Esta que terminó, fue la semana en que quedó en evidencia que aparecieron las diferencias políticas, por encima de los problemas acuciantes de los argentinos.

Cuando el país enfrenta la mayor crisis de la historia por la conjugación de un problema sanitario con el económico, y en un principio pareció haber consenso entre los diferentes colores para enfrentar por lo menos uno, el sanitario; a estas horas pareciera que ya, ni eso.

Según todos los analistas cayó muy bien al principio que el Presidente realizara los diversos anuncios sobre la cuestión sanitaria de la mano de quien se convirtió en el principal referente de la oposición, Horacio Rodríguez Larreta, y de uno de los hombres fuertes de su propio frente interno, el gobernador Axel Kicillof.

Fernández ofició de mediador, del hombre «dialoguista» que supo superar las diferencias políticas, en pos de un objetivo mayor: la salud de los argentinos.

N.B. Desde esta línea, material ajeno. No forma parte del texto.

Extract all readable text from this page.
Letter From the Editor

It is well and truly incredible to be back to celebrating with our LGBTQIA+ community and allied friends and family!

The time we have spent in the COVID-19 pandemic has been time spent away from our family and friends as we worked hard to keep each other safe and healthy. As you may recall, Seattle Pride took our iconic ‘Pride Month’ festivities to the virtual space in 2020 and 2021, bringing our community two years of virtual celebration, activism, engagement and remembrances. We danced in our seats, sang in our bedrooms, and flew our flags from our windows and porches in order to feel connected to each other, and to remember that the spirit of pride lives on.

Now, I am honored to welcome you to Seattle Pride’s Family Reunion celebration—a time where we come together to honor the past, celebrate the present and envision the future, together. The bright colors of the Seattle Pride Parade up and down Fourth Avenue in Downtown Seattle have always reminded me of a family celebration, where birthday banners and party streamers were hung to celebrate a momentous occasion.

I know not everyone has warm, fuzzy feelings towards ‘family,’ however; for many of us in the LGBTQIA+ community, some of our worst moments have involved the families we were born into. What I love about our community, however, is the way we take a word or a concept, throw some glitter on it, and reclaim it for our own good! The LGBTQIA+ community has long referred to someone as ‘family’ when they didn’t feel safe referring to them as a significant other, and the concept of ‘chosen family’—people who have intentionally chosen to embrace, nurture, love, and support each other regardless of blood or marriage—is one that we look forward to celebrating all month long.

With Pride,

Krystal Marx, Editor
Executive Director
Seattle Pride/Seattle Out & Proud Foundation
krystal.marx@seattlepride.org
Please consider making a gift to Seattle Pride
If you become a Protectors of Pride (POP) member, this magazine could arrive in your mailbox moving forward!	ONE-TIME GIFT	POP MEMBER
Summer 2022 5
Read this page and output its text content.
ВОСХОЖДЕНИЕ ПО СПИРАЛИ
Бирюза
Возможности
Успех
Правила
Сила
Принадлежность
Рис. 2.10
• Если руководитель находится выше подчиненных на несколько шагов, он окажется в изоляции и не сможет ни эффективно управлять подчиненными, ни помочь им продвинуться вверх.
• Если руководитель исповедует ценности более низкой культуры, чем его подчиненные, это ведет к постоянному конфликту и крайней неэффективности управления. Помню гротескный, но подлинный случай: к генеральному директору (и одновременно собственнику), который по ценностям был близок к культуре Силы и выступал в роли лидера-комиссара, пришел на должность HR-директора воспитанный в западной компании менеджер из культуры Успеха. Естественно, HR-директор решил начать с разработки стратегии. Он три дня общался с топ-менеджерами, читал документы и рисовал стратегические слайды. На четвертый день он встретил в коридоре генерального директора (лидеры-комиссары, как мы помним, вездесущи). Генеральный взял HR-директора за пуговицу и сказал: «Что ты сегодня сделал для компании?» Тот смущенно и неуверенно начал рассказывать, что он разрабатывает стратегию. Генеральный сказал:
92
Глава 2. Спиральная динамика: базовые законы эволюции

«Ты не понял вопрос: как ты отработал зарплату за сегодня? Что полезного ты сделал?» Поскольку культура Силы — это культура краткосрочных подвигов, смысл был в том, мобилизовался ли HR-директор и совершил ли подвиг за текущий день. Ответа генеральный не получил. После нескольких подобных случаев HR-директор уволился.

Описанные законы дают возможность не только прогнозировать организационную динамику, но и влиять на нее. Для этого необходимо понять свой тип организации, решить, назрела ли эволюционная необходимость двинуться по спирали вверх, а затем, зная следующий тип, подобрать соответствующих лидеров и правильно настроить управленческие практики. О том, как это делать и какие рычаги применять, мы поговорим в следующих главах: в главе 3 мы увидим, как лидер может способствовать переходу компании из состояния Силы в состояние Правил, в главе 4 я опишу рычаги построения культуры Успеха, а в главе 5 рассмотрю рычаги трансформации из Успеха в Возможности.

Esta pequeña alianza incluso se trasladó a los gobernadores, que estuvieron a la altura de las circunstancias y se sumaron a la búsqueda del diálogo -algunos en mayor y otros en menor medida – pero juntos para encontrar, entre todos; un manejo ordenado de la crisis sanitaria que nos invade.

Pero todo esto fue hace siglos, en términos de los tiempos dinámicos de nuestra Argentina.

Ayer, con el anuncio de la nueva extensión de la cuarentena -que al gobierno le gusta llamar eufemísticamente «distanciamiento«- se notó claramente que «se nos acabó el amor«.

Aparentemente, ya vamos por carriles diferentes: Terció la Reforma Judicial.

Este hecho, que pareciera menor si lo comparamos con el creciente aluvión de casos y muertos en lo sanitario, y de quiebras, pérdidas de empleo y desesperación desde lo económico; en el barómetro de la «alta política» argentina, pasó a ser el punto de quiebre.

El anuncio de la nueva (y van..!.) cuarentena, mostró que ya no estaban tan juntos Fernández, Larreta y Kicillof.

Las diferencias de criterios aparentemente son insalvables. Larreta no comparte el criterio de Nación. Y tampoco con Kicillof. Éste a su vez, culpa a Larreta por las diferencias de casos que tiene su provincia respecto de la Ciudad de Buenos Aires. Y Fernández, además de que no logró mantener la unidad; ahora se enfrenta con el espacio político donde abreva Kicillof: Cristina Kirchner.

Y aunque no les guste reconocerlo, la famosa Reforma Judicial, que no sólo reaviva las diferencias entre Fernández y la oposición que representa Larreta, también reabrió las diferencias con el kirchnerismo puro y duro; que intentaron «caminarlo» con el proyecto. Sin embargo, el presidente se dio cuenta.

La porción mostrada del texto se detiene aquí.